Every day in his job, Endicott uses the experiences and skills he learned at the Center for the Study of Public Policy and Administration, a La Follette School precursor. "The quantitative skills courses I took have tremendously benefitted me in my career in that much of the programs I work on use allocation or payment formulas that require those skills," says Endicott, who earned his law degree and his master of arts in public policy and administration in 1980 from the University of Wisconsin–Madison, where he completed his bachelor's degree in 1976. "I also use the quantitative skills I acquired in managing my office, especially its budget."
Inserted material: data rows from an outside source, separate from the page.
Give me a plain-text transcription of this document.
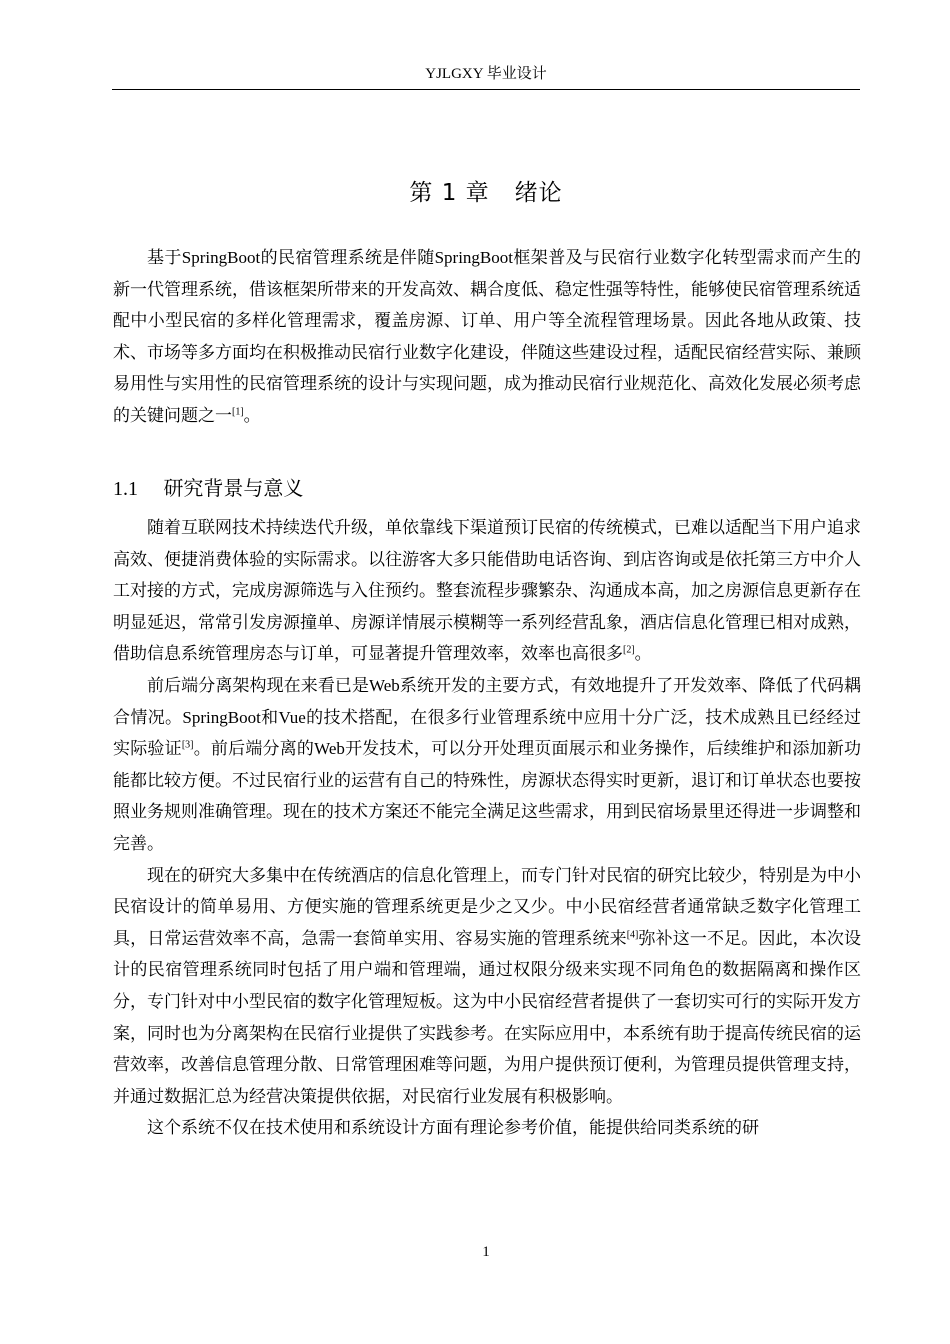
YJLGXY 毕业设计
第 1 章   绪论

基于SpringBoot的民宿管理系统是伴随SpringBoot框架普及与民宿行业数字化转型需求而产生的新一代管理系统，借该框架所带来的开发高效、耦合度低、稳定性强等特性，能够使民宿管理系统适配中小型民宿的多样化管理需求，覆盖房源、订单、用户等全流程管理场景。因此各地从政策、技术、市场等多方面均在积极推动民宿行业数字化建设，伴随这些建设过程，适配民宿经营实际、兼顾易用性与实用性的民宿管理系统的设计与实现问题，成为推动民宿行业规范化、高效化发展必须考虑的关键问题之一[1]。

1.1 研究背景与意义

随着互联网技术持续迭代升级，单依靠线下渠道预订民宿的传统模式，已难以适配当下用户追求高效、便捷消费体验的实际需求。以往游客大多只能借助电话咨询、到店咨询或是依托第三方中介人工对接的方式，完成房源筛选与入住预约。整套流程步骤繁杂、沟通成本高，加之房源信息更新存在明显延迟，常常引发房源撞单、房源详情展示模糊等一系列经营乱象，酒店信息化管理已相对成熟，借助信息系统管理房态与订单，可显著提升管理效率，效率也高很多[2]。

前后端分离架构现在来看已是Web系统开发的主要方式，有效地提升了开发效率、降低了代码耦合情况。SpringBoot和Vue的技术搭配，在很多行业管理系统中应用十分广泛，技术成熟且已经经过实际验证[3]。前后端分离的Web开发技术，可以分开处理页面展示和业务操作，后续维护和添加新功能都比较方便。不过民宿行业的运营有自己的特殊性，房源状态得实时更新，退订和订单状态也要按照业务规则准确管理。现在的技术方案还不能完全满足这些需求，用到民宿场景里还得进一步调整和完善。

现在的研究大多集中在传统酒店的信息化管理上，而专门针对民宿的研究比较少，特别是为中小民宿设计的简单易用、方便实施的管理系统更是少之又少。中小民宿经营者通常缺乏数字化管理工具，日常运营效率不高，急需一套简单实用、容易实施的管理系统来[4]弥补这一不足。因此，本次设计的民宿管理系统同时包括了用户端和管理端，通过权限分级来实现不同角色的数据隔离和操作区分，专门针对中小型民宿的数字化管理短板。这为中小民宿经营者提供了一套切实可行的实际开发方案，同时也为分离架构在民宿行业提供了实践参考。在实际应用中，本系统有助于提高传统民宿的运营效率，改善信息管理分散、日常管理困难等问题，为用户提供预订便利，为管理员提供管理支持，并通过数据汇总为经营决策提供依据，对民宿行业发展有积极影响。

这个系统不仅在技术使用和系统设计方面有理论参考价值，能提供给同类系统的研

1
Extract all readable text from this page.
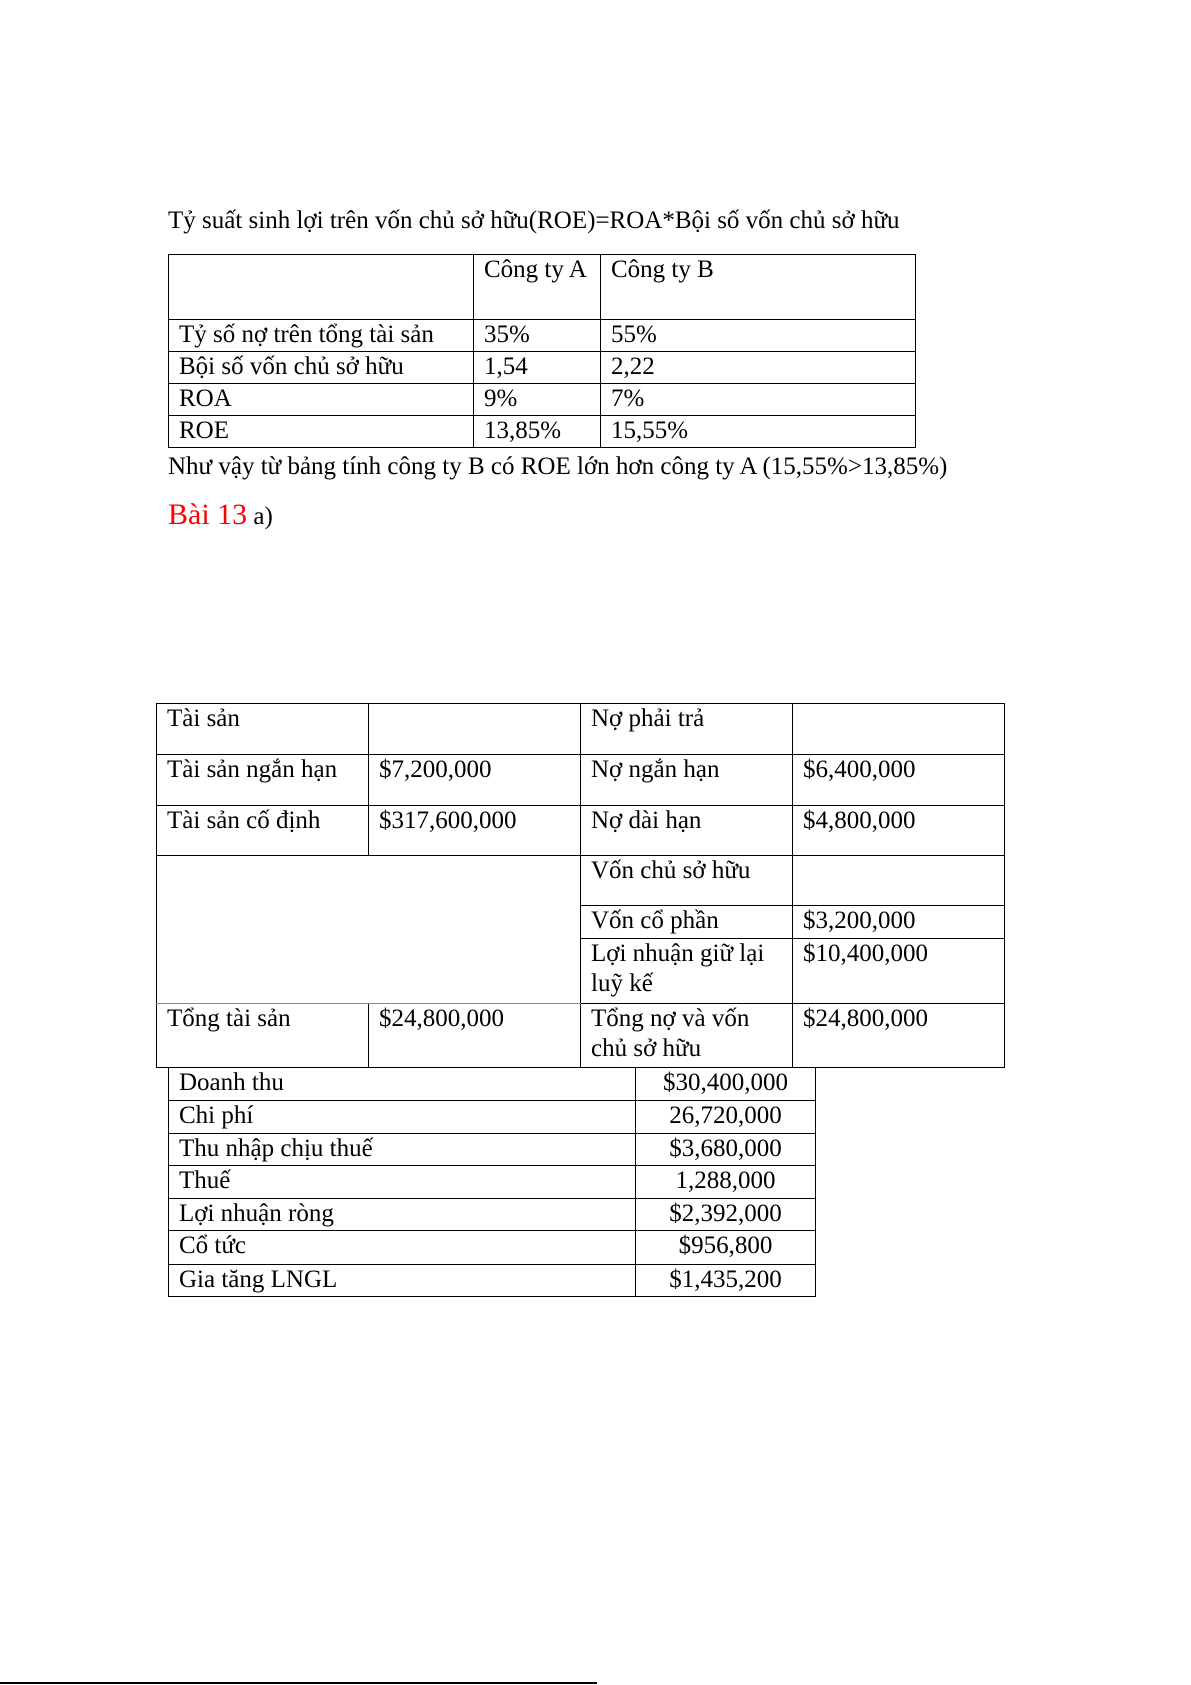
Tỷ suất sinh lợi trên vốn chủ sở hữu(ROE)=ROA*Bội số vốn chủ sở hữu
	Công ty A	Công ty B
Tỷ số nợ trên tổng tài sản	35%	55%
Bội số vốn chủ sở hữu	1,54	2,22
ROA	9%	7%
ROE	13,85%	15,55%
Như vậy từ bảng tính công ty B có ROE lớn hơn công ty A (15,55%>13,85%)
Bài 13 a)
Tài sản		Nợ phải trả	
Tài sản ngắn hạn	$7,200,000	Nợ ngắn hạn	$6,400,000
Tài sản cố định	$317,600,000	Nợ dài hạn	$4,800,000
		Vốn chủ sở hữu	
		Vốn cổ phần	$3,200,000
		Lợi nhuận giữ lại luỹ kế	$10,400,000
Tổng tài sản	$24,800,000	Tổng nợ và vốn chủ sở hữu	$24,800,000
Doanh thu	$30,400,000
Chi phí	26,720,000
Thu nhập chịu thuế	$3,680,000
Thuế	1,288,000
Lợi nhuận ròng	$2,392,000
Cổ tức	$956,800
Gia tăng LNGL	$1,435,200
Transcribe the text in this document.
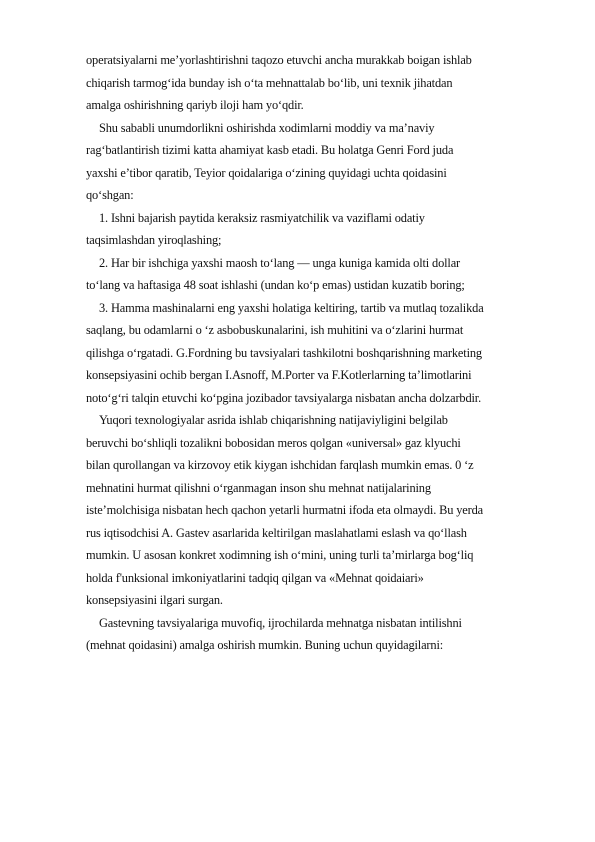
operatsiyalarni me’yorlashtirishni taqozo etuvchi ancha murakkab boigan ishlab
chiqarish tarmog‘ida bunday ish o‘ta mehnattalab bo‘lib, uni texnik jihatdan
amalga oshirishning qariyb iloji ham yo‘qdir.
Shu sababli unumdorlikni oshirishda xodimlarni moddiy va ma’naviy
rag‘batlantirish tizimi katta ahamiyat kasb etadi. Bu holatga Genri Ford juda
yaxshi e’tibor qaratib, Teyior qoidalariga o‘zining quyidagi uchta qoidasini
qo‘shgan:
1. Ishni bajarish paytida keraksiz rasmiyatchilik va vaziflami odatiy
taqsimlashdan yiroqlashing;
2. Har bir ishchiga yaxshi maosh to‘lang — unga kuniga kamida olti dollar
to‘lang va haftasiga 48 soat ishlashi (undan ko‘p emas) ustidan kuzatib boring;
3. Hamma mashinalarni eng yaxshi holatiga keltiring, tartib va mutlaq tozalikda
saqlang, bu odamlarni o ‘z asbobuskunalarini, ish muhitini va o‘zlarini hurmat
qilishga o‘rgatadi. G.Fordning bu tavsiyalari tashkilotni boshqarishning marketing
konsepsiyasini ochib bergan I.Asnoff, M.Porter va F.Kotlerlarning ta’limotlarini
noto‘g‘ri talqin etuvchi ko‘pgina jozibador tavsiyalarga nisbatan ancha dolzarbdir.
Yuqori texnologiyalar asrida ishlab chiqarishning natijaviyligini belgilab
beruvchi bo‘shliqli tozalikni bobosidan meros qolgan «universal» gaz klyuchi
bilan qurollangan va kirzovoy etik kiygan ishchidan farqlash mumkin emas. 0 ‘z
mehnatini hurmat qilishni o‘rganmagan inson shu mehnat natijalarining
iste’molchisiga nisbatan hech qachon yetarli hurmatni ifoda eta olmaydi. Bu yerda
rus iqtisodchisi A. Gastev asarlarida keltirilgan maslahatlami eslash va qo‘llash
mumkin. U asosan konkret xodimning ish o‘mini, uning turli ta’mirlarga bog‘liq
holda f'unksional imkoniyatlarini tadqiq qilgan va «Mehnat qoidaiari»
konsepsiyasini ilgari surgan.
Gastevning tavsiyalariga muvofiq, ijrochilarda mehnatga nisbatan intilishni
(mehnat qoidasini) amalga oshirish mumkin. Buning uchun quyidagilarni:
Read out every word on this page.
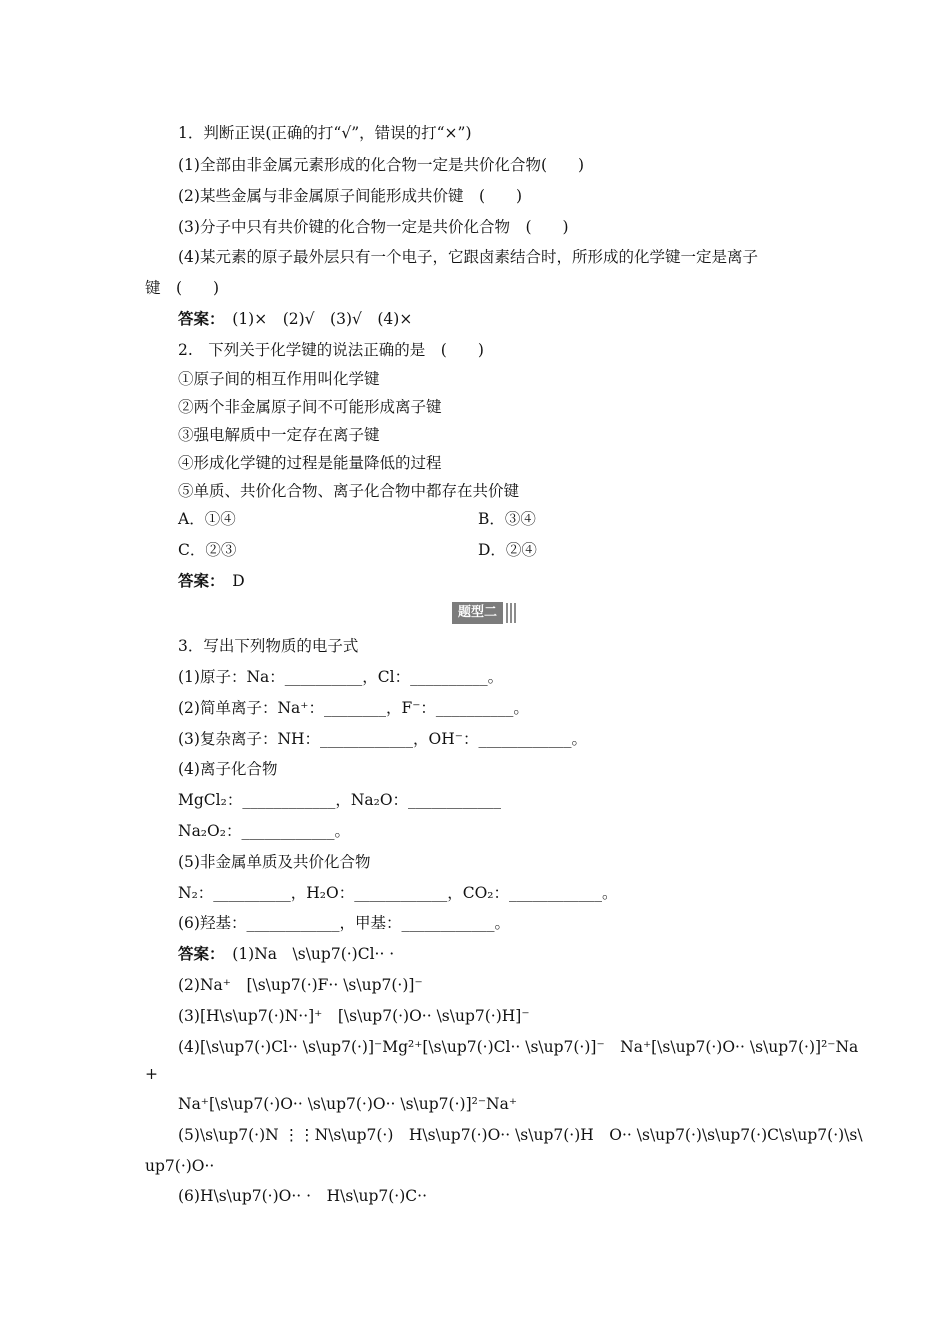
1．判断正误(正确的打“√”，错误的打“×”)
(1)全部由非金属元素形成的化合物一定是共价化合物(　　)
(2)某些金属与非金属原子间能形成共价键　(　　)
(3)分子中只有共价键的化合物一定是共价化合物　(　　)
(4)某元素的原子最外层只有一个电子，它跟卤素结合时，所形成的化学键一定是离子
键　(　　)
答案：　(1)×　(2)√　(3)√　(4)×
2.　下列关于化学键的说法正确的是　(　　)
①原子间的相互作用叫化学键
②两个非金属原子间不可能形成离子键
③强电解质中一定存在离子键
④形成化学键的过程是能量降低的过程
⑤单质、共价化合物、离子化合物中都存在共价键
A．①④	B．③④
C．②③	D．②④
答案：　D
题型二
3．写出下列物质的电子式
(1)原子：Na：__________，Cl：__________。
(2)简单离子：Na⁺：________，F⁻：__________。
(3)复杂离子：NH：____________，OH⁻：____________。
(4)离子化合物
MgCl₂：____________，Na₂O：____________
Na₂O₂：____________。
(5)非金属单质及共价化合物
N₂：__________，H₂O：____________，CO₂：____________。
(6)羟基：____________，甲基：____________。
答案：　(1)Na　\s\up7(·)Cl·· ·
(2)Na⁺　[\s\up7(·)F·· \s\up7(·)]⁻
(3)[H\s\up7(·)N··]⁺　[\s\up7(·)O·· \s\up7(·)H]⁻
(4)[\s\up7(·)Cl·· \s\up7(·)]⁻Mg²⁺[\s\up7(·)Cl·· \s\up7(·)]⁻　Na⁺[\s\up7(·)O·· \s\up7(·)]²⁻Na
+
Na⁺[\s\up7(·)O·· \s\up7(·)O·· \s\up7(·)]²⁻Na⁺
(5)\s\up7(·)N ⋮⋮N\s\up7(·)　H\s\up7(·)O·· \s\up7(·)H　O·· \s\up7(·)\s\up7(·)C\s\up7(·)\s\
up7(·)O··
(6)H\s\up7(·)O·· ·　H\s\up7(·)C··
Endicott has worked on several major farm, energy and highway bills over the years. "Each bill required a significant amount of hard work and energy over a long period of time throughout the legislative process," he says. "I worked with many committees, members and staff of Congress, and established farm, energy, and highway programs for the United States for multiple years after enactment. The 2005 and 2007 energy bills I drafted helped increase energy supplies and efficiency in the United States."
Endicott also developed a professional drafting relationship between the Office of the Legislative Counsel and the committees on Agriculture, Nutrition, and Forestry; Energy and Natural Resources; Environment and Public Works; and Indian Affairs. Other highlights of his work include client assistance, policy analysis, nonpartisan work and legal computer development.
Endicott's experience in Wisconsin shaped his career goals. "In particular, my internships with the Wisconsin Director of State Courts Office developed my strong interest in public service, especially working for legislative bodies that combine my public policy and law degrees from the University of Wisconsin," says Endicott, who served as a staff attorney for the North Dakota Legislative Council before moving to Washington, D.C. "The La Follette School significantly affected and helped form my career goals by allowing me to enroll in courses and internships that developed in me a strong interest in combining my public policy and law degrees to assist legislative bodies in developing public policy through the drafting of legislation."
"I have devoted my professional career to public service because I have found it highly interesting and rewarding," he says. "I am deeply grateful to the La Follette School and Law School of the University of Wisconsin for giving me the background and skills that have enabled me to draft and manage legislation for the U.S. Senate for my 34-year career."